Le lanceur de javelot, plusieurs fois champion de France, doit porter les couleurs de Mayotte aux Jeux des Îles. A 36 ans, il sera en tout cas l’ouvreur de la délégation mahoraise pour la cérémonie d’ouverture, «un honneur» après un long parcours.
La cérémonie d’ouverture des 9es Jeux des îles doit commencer ce samedi 1er août à 15h15 (heure de Mayotte) par l’hymne national puis le défilé des délégations. A chacune son porte-drapeau… A chacun? Presque. Pour Mayotte, Ali Soultoini défilera en tête de la délégation mais le drapeau français sera porté par un autre. Car officiellement, nous ne pouvons toujours pas revendiquer l’étendard tricolore.

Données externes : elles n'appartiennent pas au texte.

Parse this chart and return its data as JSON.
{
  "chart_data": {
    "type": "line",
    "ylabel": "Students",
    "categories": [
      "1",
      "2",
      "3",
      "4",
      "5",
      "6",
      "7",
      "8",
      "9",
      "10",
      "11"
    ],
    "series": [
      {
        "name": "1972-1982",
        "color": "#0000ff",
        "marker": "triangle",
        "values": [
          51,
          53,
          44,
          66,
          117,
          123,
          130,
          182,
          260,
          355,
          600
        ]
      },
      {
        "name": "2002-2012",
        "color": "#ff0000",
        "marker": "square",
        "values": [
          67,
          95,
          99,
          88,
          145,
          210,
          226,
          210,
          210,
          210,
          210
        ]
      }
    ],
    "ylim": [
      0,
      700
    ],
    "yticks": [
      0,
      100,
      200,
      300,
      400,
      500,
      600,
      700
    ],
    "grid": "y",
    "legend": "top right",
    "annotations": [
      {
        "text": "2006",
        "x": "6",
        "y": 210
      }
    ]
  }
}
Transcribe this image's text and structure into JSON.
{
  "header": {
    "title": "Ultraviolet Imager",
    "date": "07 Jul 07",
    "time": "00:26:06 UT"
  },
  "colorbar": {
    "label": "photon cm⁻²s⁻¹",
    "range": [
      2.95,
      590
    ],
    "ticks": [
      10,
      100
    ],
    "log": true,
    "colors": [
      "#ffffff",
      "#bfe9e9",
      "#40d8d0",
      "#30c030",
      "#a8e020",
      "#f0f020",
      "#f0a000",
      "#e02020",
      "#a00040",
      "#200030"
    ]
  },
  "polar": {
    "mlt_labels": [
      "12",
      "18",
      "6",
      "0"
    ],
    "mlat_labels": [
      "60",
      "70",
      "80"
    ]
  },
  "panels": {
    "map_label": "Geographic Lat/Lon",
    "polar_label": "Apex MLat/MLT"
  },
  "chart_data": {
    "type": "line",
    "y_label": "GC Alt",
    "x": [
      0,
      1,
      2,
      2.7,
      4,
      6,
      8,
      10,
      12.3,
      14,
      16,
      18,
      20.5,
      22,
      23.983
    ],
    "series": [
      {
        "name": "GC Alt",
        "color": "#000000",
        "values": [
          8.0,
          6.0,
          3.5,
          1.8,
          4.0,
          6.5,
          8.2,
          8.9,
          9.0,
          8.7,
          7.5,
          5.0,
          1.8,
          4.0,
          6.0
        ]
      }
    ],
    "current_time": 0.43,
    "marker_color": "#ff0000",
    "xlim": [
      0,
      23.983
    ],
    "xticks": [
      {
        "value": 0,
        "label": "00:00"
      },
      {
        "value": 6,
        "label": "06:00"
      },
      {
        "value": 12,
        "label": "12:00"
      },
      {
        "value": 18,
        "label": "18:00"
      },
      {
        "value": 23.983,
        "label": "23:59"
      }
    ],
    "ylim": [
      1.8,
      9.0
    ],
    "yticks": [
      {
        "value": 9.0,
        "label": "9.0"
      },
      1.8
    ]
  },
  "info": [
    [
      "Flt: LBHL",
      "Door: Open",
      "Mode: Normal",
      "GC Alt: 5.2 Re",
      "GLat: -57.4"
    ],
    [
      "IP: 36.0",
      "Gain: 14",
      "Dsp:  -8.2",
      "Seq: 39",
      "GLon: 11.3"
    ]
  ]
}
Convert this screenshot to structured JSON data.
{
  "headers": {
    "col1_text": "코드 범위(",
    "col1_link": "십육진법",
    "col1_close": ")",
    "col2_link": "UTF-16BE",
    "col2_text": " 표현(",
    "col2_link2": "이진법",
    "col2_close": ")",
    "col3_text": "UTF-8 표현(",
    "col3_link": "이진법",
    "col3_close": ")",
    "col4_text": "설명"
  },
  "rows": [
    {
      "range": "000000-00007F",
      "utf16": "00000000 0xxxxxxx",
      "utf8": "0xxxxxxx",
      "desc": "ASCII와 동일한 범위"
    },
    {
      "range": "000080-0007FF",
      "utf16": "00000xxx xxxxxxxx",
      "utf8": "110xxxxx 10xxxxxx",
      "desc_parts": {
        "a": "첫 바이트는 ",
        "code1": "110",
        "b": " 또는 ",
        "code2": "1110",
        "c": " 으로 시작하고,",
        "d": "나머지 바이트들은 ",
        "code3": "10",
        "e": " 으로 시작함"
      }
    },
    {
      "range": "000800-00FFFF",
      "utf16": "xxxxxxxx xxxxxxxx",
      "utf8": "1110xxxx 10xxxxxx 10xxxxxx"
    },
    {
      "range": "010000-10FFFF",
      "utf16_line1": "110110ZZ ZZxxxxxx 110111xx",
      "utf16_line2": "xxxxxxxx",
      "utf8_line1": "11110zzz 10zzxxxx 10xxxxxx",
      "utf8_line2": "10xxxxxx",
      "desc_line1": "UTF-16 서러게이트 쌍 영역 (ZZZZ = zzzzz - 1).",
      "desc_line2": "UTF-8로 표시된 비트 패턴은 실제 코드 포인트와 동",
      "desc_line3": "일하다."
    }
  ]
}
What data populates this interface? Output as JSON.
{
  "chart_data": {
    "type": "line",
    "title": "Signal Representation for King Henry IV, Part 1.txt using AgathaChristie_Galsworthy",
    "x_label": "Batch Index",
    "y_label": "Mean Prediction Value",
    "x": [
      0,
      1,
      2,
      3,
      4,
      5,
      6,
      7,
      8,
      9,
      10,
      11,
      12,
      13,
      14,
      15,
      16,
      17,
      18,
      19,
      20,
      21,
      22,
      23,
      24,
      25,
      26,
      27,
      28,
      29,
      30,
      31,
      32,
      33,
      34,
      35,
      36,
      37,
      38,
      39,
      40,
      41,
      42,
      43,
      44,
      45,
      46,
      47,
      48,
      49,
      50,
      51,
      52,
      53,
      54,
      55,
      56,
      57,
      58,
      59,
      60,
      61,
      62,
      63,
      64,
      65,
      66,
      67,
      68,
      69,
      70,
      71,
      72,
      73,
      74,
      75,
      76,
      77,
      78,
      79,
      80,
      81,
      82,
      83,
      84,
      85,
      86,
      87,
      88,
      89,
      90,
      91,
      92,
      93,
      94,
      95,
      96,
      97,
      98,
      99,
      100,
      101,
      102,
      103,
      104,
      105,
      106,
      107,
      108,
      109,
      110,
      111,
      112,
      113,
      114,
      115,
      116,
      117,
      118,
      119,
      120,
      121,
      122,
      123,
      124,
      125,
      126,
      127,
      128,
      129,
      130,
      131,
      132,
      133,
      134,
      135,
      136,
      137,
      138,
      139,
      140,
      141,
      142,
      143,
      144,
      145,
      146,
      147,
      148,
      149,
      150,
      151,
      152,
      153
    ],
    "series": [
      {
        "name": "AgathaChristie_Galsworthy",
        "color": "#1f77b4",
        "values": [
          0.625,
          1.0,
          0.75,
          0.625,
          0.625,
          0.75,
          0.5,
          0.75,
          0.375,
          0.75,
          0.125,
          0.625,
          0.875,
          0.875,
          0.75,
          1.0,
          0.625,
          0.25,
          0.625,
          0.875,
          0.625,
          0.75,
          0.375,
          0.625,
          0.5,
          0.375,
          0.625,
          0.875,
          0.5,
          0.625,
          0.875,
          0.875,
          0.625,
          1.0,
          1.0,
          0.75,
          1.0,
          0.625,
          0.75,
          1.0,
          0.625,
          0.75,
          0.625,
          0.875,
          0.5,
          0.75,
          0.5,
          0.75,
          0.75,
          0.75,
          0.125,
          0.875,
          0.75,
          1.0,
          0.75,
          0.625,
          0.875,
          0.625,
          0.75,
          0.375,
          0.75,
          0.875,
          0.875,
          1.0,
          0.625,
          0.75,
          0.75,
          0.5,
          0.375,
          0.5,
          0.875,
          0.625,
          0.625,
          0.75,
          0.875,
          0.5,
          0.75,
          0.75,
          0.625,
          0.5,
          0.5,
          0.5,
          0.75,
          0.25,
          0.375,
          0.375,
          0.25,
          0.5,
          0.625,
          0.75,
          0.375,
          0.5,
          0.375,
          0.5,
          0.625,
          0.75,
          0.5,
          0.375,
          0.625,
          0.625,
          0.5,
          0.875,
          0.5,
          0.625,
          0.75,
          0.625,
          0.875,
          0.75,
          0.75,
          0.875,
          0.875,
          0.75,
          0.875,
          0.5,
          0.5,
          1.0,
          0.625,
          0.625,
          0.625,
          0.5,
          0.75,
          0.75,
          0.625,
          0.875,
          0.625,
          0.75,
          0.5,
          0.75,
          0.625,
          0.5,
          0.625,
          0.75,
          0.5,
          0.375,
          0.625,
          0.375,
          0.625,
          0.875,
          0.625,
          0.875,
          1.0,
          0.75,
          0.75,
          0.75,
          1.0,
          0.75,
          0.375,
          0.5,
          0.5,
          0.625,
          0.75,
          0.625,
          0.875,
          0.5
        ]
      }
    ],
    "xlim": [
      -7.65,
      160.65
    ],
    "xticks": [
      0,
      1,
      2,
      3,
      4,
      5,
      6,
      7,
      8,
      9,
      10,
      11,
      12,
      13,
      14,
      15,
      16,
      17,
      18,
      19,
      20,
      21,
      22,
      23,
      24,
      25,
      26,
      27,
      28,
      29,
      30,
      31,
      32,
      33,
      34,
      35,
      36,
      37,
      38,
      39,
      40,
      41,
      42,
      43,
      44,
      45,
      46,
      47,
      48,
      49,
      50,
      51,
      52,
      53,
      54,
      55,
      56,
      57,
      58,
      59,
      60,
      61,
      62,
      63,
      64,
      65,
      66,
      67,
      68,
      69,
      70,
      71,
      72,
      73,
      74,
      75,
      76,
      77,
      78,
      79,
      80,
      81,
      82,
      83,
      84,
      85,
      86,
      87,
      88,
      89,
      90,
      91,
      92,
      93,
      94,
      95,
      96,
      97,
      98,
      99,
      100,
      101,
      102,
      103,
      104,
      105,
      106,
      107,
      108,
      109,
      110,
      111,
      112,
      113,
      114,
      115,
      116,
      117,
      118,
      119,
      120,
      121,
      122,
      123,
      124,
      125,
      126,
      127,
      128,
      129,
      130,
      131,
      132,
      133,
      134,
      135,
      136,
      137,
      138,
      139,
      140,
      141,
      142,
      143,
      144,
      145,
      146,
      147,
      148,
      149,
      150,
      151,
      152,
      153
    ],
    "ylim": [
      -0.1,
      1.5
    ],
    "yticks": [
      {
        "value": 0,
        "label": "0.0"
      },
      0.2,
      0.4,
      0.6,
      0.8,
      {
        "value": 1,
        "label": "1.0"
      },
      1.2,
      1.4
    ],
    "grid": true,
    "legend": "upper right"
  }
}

Comme promis par tant de voix politiques, Mayotte marchera bien derrière le drapeau bleu-blanc-rouge. Nous nous rangerons en fin de cortège, juste avant La Réunion, sous une bannière commune «France océan Indien». En tête, le judoka réunionnais Mathieu Dafreville (Saint-Pierre) avec le drapeau français puis les deux délégations : d’abord Mayotte et enfin l’île organisatrice, La Réunion.
Le “vieux” sage
Drapeau ou pas, Soultoini ne commente pas. Il est celui qui porte (ou pas) et non celui qui décide. Tout en rondeur et en langage diplomatique : un véritable officiel ! «J’ai été choisi pour mon palmarès, mes facilités à m’exprimer et parce que je connais à la fois bien Mayotte et bien les Jeux », explique le lanceur. Ce n’est en effet pas sa 1ère participation et du haut de ses 36 ans, il sera même un des doyens des athlètes.
«Si on s’entretient bien, si on ne se blesse pas, le javelot peut être un sport de maturité. C’est une question d’hygiène de vie et une bonne gestion de son corps pour perdurer». Le gamin de Passi-Kéli a donc fait un long chemin. Repéré à 14 ans par un prof d’EPS au collège de Tsimkoura, le jeune Soiltoini avait développé toutes les qualités premières des lanceurs grâce à la chasse aux oiseaux et au lancer de galets sur les plages.
Premier champion de France Mahorais
«Au premier cours de javelot, on était tous en ligne. ‘Lancez !’ Le mien était à 20 mètres devant les autres». Le moment va changer le cours de sa vie. Commencent alors les entraînements à Cavani et la première victoire, au championnat académique de l’UNSS. Mais il faudra attendre un an de plus pour qu’il s’adjuge le titre du championnat à La Réunion. Entretemps, un prof lui a passé un javelot. La plage est devenue son terrain de sport.
En 1998, à Dreux, il réalise tout juste les minima pour les Championnats de France junior (59m). Le jeune mahorais, inconnu de tous, remporte la finale à la surprise générale, grâce à un centimètre d’avance sur le 2nd à 64,04m.
«J’ai été le premier Mahorais Champion de France tous sports confondus», dit-il comme une évidence.
Pôle espoir, sport étude, et les titres qui s’enchaînent : champion de France Espoir en 1999, 2001, champion de France N2 en 2004 puis en 2010, de l’or entouré de 2es, 3es ou 4es places nombreuses. «On a du mal à reconnaître les efforts que font les sportifs. Personne ne m’a jamais demandé de m’entraîner. Pourtant, j’ai des résultats, il y a des gens qui me suivent.»
Trois à rêver de l’or
Il n’est pas facile de trouver des sponsors et des financeurs. «Il faut beaucoup d’échanges et multiplier les stages et les compétitions pour atteindre le sommet. Et ça, c’est compliqué de le faire comprendre», confie Ali Soutoini.
Et puis il y a la différence de statuts, entre des athlètes professionnels qui travaillent leur sport quand d’autres doivent s’entraîner en plus du travail. «Y a pas beaucoup d’athlètes qui arrivent au zénith en s’entraînant seuls».
Educateur territorial salarié du Conseil général, coach sportif, il garde donc un besoin de reconnaissance que cette fonction de porte-drapeau lui apporte un peu.
Pour ces jeux, les trois lanceurs de javelot de la délégation sont prêts. Comme Ali Soultoini, Fahdedine Madi Ali et Zoubert Combo rêvent d’un triple podium. Mais comme lui, ils pensent à la plus haute marche.
Dans le stade, trois petits suivront les performances de leur père. Les trois enfants d’Ali Soultoini s’orientent d’avantage vers le handball, le sport pratiqué par leur mère. Mais chacun des trois à un petit javelot, au cas où la passion se présenterait.